McAfee, for one, saw net subscriptions jump 885,000 last quarter while revenue increased 25% compared with the same period last year. And NortonLifeLock has attracted nearly 1 million new subscribers since March 2020, after losing 1.2 million the previous eight quarters.

But while the enterprise cybersecurity market is booming, the consumer alternatives, says Bloomberg, seem to be stuck in the past —

still marketing the same frightening digital hazards and swearing that their software will envelope your computer in a cocoon of safety. NortonLifeLock’s Chief Executive Officer Vincent Pilette was only recently on TV talking up how the “bad guys” were coming after people by artificially replicating your voice in order to trick others into divulging information about you. Never mind that Norton’s antivirus software wouldn’t exactly protect against this sort of advanced threat; their pitch is apparently that you should pay for their security blanket so you mitigate the risk of getting into this situation in the first place. NortonLifeLock didn’t respond to a request for comment.

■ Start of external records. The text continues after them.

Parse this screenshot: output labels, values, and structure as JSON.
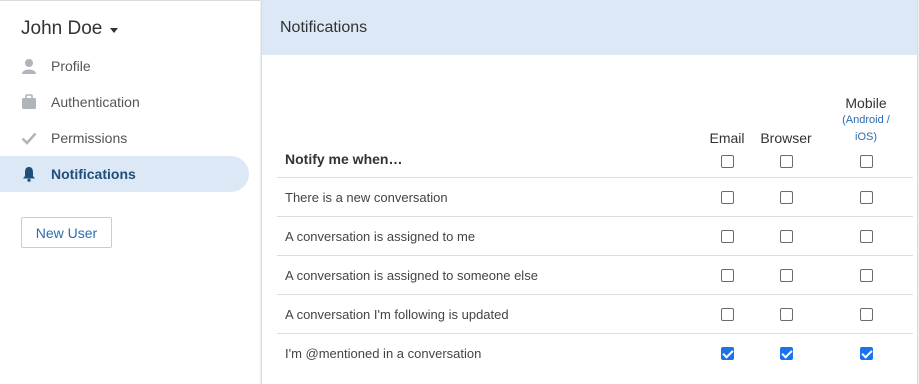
{
  "user": {
    "name": "John Doe"
  },
  "sidebar": {
    "items": [
      {
        "label": "Profile",
        "icon": "person-icon",
        "active": false
      },
      {
        "label": "Authentication",
        "icon": "briefcase-icon",
        "active": false
      },
      {
        "label": "Permissions",
        "icon": "checkmark-icon",
        "active": false
      },
      {
        "label": "Notifications",
        "icon": "bell-icon",
        "active": true
      }
    ],
    "new_user_label": "New User"
  },
  "main": {
    "title": "Notifications",
    "table": {
      "header_label": "Notify me when…",
      "columns": {
        "email": "Email",
        "browser": "Browser",
        "mobile": "Mobile",
        "mobile_sub_1": "(Android /",
        "mobile_sub_2": "iOS)"
      },
      "header_checks": {
        "email": false,
        "browser": false,
        "mobile": false
      },
      "rows": [
        {
          "label": "There is a new conversation",
          "email": false,
          "browser": false,
          "mobile": false
        },
        {
          "label": "A conversation is assigned to me",
          "email": false,
          "browser": false,
          "mobile": false
        },
        {
          "label": "A conversation is assigned to someone else",
          "email": false,
          "browser": false,
          "mobile": false
        },
        {
          "label": "A conversation I'm following is updated",
          "email": false,
          "browser": false,
          "mobile": false
        },
        {
          "label": "I'm @mentioned in a conversation",
          "email": true,
          "browser": true,
          "mobile": true
        }
      ]
    }
  },
  "colors": {
    "accent": "#1a73e8",
    "active_bg": "#dce8f5",
    "link": "#2b6cb0"
  }
}
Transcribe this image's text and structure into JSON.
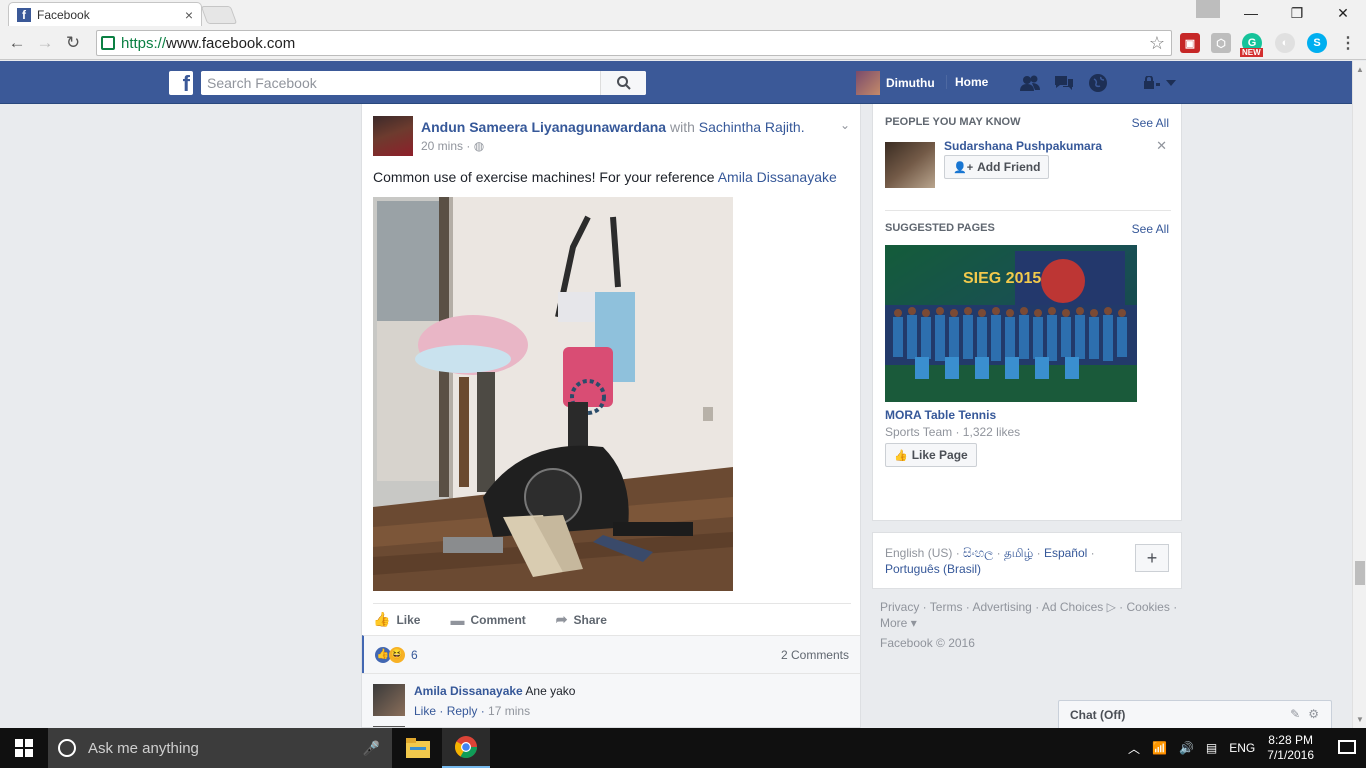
{
  "browser": {
    "tab_title": "Facebook",
    "tab_close": "×",
    "url_scheme": "https://",
    "url_host": "www.facebook.com",
    "window_buttons": [
      "—",
      "❐",
      "✕"
    ],
    "extensions": [
      {
        "name": "translate-extension-icon",
        "color": "#c62828",
        "glyph": "▣"
      },
      {
        "name": "box-extension-icon",
        "color": "#9e9e9e",
        "glyph": "⬡"
      },
      {
        "name": "grammarly-extension-icon",
        "color": "#15c39a",
        "glyph": "G"
      },
      {
        "name": "grey-extension-icon",
        "color": "#cfcfcf",
        "glyph": "◐"
      },
      {
        "name": "skype-extension-icon",
        "color": "#00aff0",
        "glyph": "S"
      },
      {
        "name": "menu-icon",
        "color": "#f1f1f1",
        "glyph": "⋮"
      }
    ],
    "new_badge": "NEW"
  },
  "fb": {
    "search_placeholder": "Search Facebook",
    "profile_name": "Dimuthu",
    "home_label": "Home",
    "brand_color": "#3b5998"
  },
  "post": {
    "author": "Andun Sameera Liyanagunawardana",
    "with_text": "with",
    "tagged": "Sachintha Rajith.",
    "time": "20 mins",
    "text": "Common use of exercise machines! For your reference",
    "mention": "Amila Dissanayake",
    "actions": {
      "like": "Like",
      "comment": "Comment",
      "share": "Share"
    },
    "reaction_count": "6",
    "comments_count": "2 Comments",
    "comment": {
      "author": "Amila Dissanayake",
      "text": "Ane yako",
      "like": "Like",
      "reply": "Reply",
      "time": "17 mins"
    }
  },
  "sidebar": {
    "pymk_heading": "PEOPLE YOU MAY KNOW",
    "see_all": "See All",
    "pymk_name": "Sudarshana Pushpakumara",
    "add_friend": "Add Friend",
    "suggested_heading": "SUGGESTED PAGES",
    "page_name": "MORA Table Tennis",
    "page_meta": "Sports Team · 1,322 likes",
    "like_page": "Like Page",
    "image_caption": "SIEG 2015"
  },
  "languages": {
    "current": "English (US)",
    "others": [
      "සිංහල",
      "தமிழ்",
      "Español",
      "Português (Brasil)"
    ]
  },
  "footer": {
    "links": [
      "Privacy",
      "Terms",
      "Advertising",
      "Ad Choices",
      "Cookies",
      "More"
    ],
    "copyright": "Facebook © 2016"
  },
  "chat": {
    "label": "Chat (Off)"
  },
  "taskbar": {
    "search_text": "Ask me anything",
    "language": "ENG",
    "time": "8:28 PM",
    "date": "7/1/2016"
  }
}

I’m not surprised they didn’t want to comment.


Delta Variant: Everything You Need to Know

By Thomas Pueyo, who thinks that people haven’t been paying enough attention to the Delta variant.

The original Coronavirus variant has an R0 of 2.71. Alpha—the “English variant” that caused a spike around the world around Christmas—is about 60% more infectious. Now it appears that Delta is about 60% more transmissible yet again. Depending on which figure you use, it would put Delta’s R0 between 4 and 9, which could make it more contagious than smallpox.

Key takeaways:

If you’re vaccinated, you’re mostly safe, especially with mRNA vaccines. Keep your guard up for now, avoid events that might become super-spreaders, but you don’t need to worry much more than that.

If you’re not vaccinated though, this is a much more dangerous time than March 2020. The transmission rate is higher than it used to be, and if you catch Delta, you’re much more likely to die—or get Long COVID. You should be extra careful, only hang out with other vaccinated people, and avoid dangerous events.